We know that the power P generated by a wind turbine varies directly as the cube of the wind speed v. So, we can write the proportion as:
P/500 = (v/10)^3
To find the power generated in a 12 m/s wind, we can substitute the value of wind speed (v) into the proportion and solve for P.
P/500 = (12/10)^3
P/500 = (1.2)^3
P/500 = 1.728
Cross multiplying gives us:
P = 1.728 * 500
P = 864
Therefore, the turbine generates 864 kW in a 12 m/s wind speed.

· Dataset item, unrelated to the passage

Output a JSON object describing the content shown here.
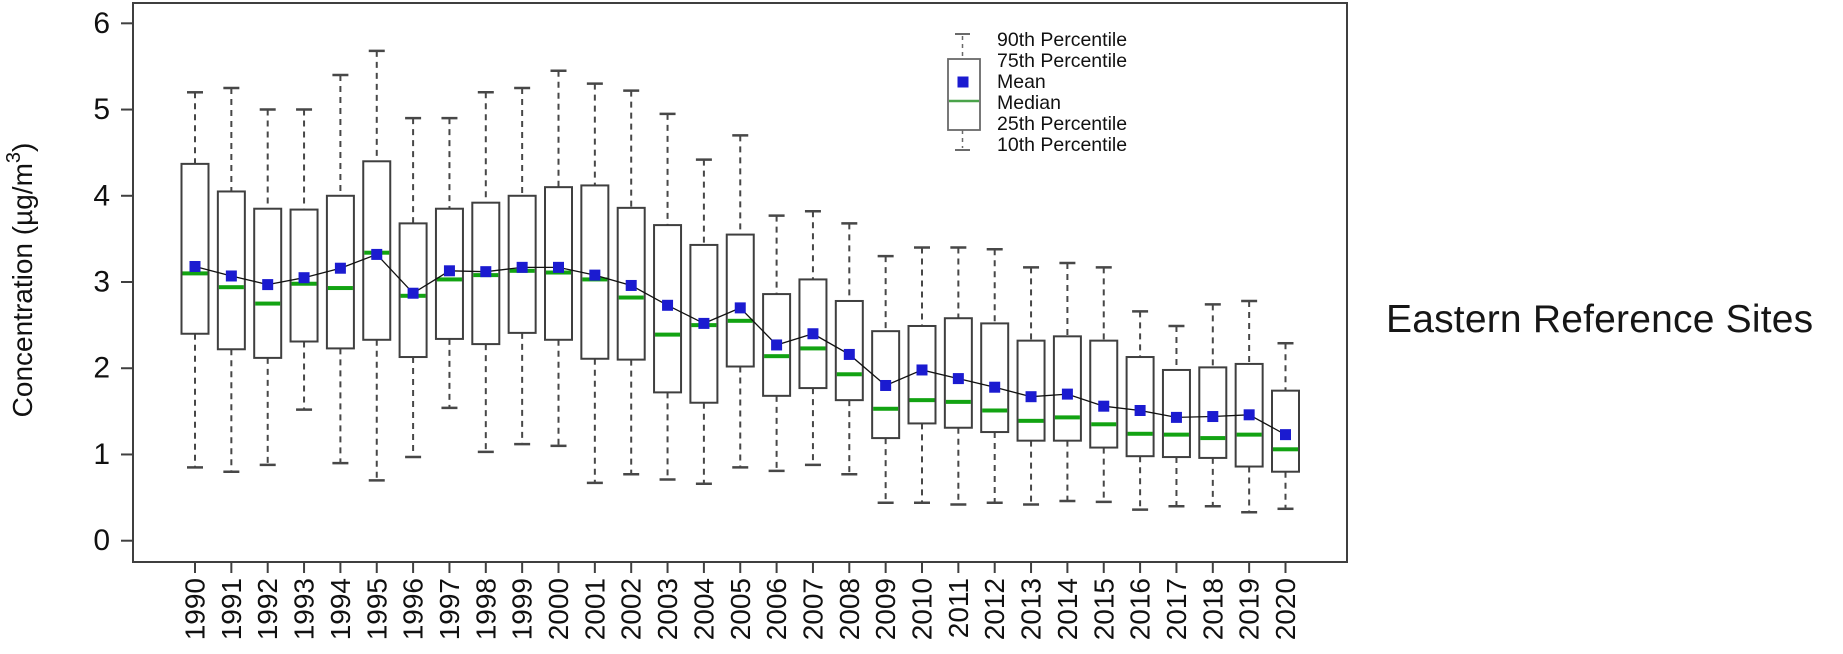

To solve this problem, we can use the concept of direct variation.
Let's denote the power generated by the wind turbine in a 10 m/s wind as P1 and the power generated in a 12 m/s wind as P2.
According to the problem, the power generated by the wind turbine varies directly as the cube of the wind speed. Mathematically, we can write this as:
P1 ∝ v^3
Using this relationship, we can write the equation:
P1 = k * v^3
where k is the constant of variation.
Now, we can plug in the given values for P1 and v1 to find the value of k:
500 = k * (10)^3
Simplifying the equation:
500 = 1000k
Dividing both sides of the equation by 1000:
k = 0.5
Now that we have the value of k, we can use it to find P2. Substituting the values of k and v2 into the equation, we have:
P2 = 0.5 * (12)^3
Calculating the value:
P2 = 0.5 * 1728
P2 = 864
Therefore, the wind turbine will generate 864 kW of power in a 12 m/s wind.
To solve this problem, we need to use the direct variation formula, which states that if a quantity varies directly with another quantity, it can be represented by the equation y = kx, where y is the dependent variable, x is the independent variable, and k is the constant of variation.
In this case, the power P (in kW) is the dependent variable, and the wind speed v (in m/s) is the independent variable. The equation would be written as P = kv^3.
We are given that the turbine generates 500 kW in a 10 m/s wind. So we can substitute these values into the equation:
500 = k * 10^3
500 = k * 1000
k = 500/1000
k = 0.5
Now we have the constant of variation, k. We can use this value to find the power generated in a 12 m/s wind.
P = 0.5 * 12^3
P = 0.5 * 1728
P = 864
Therefore, the turbine generates 864 kW in a 12 m/s wind.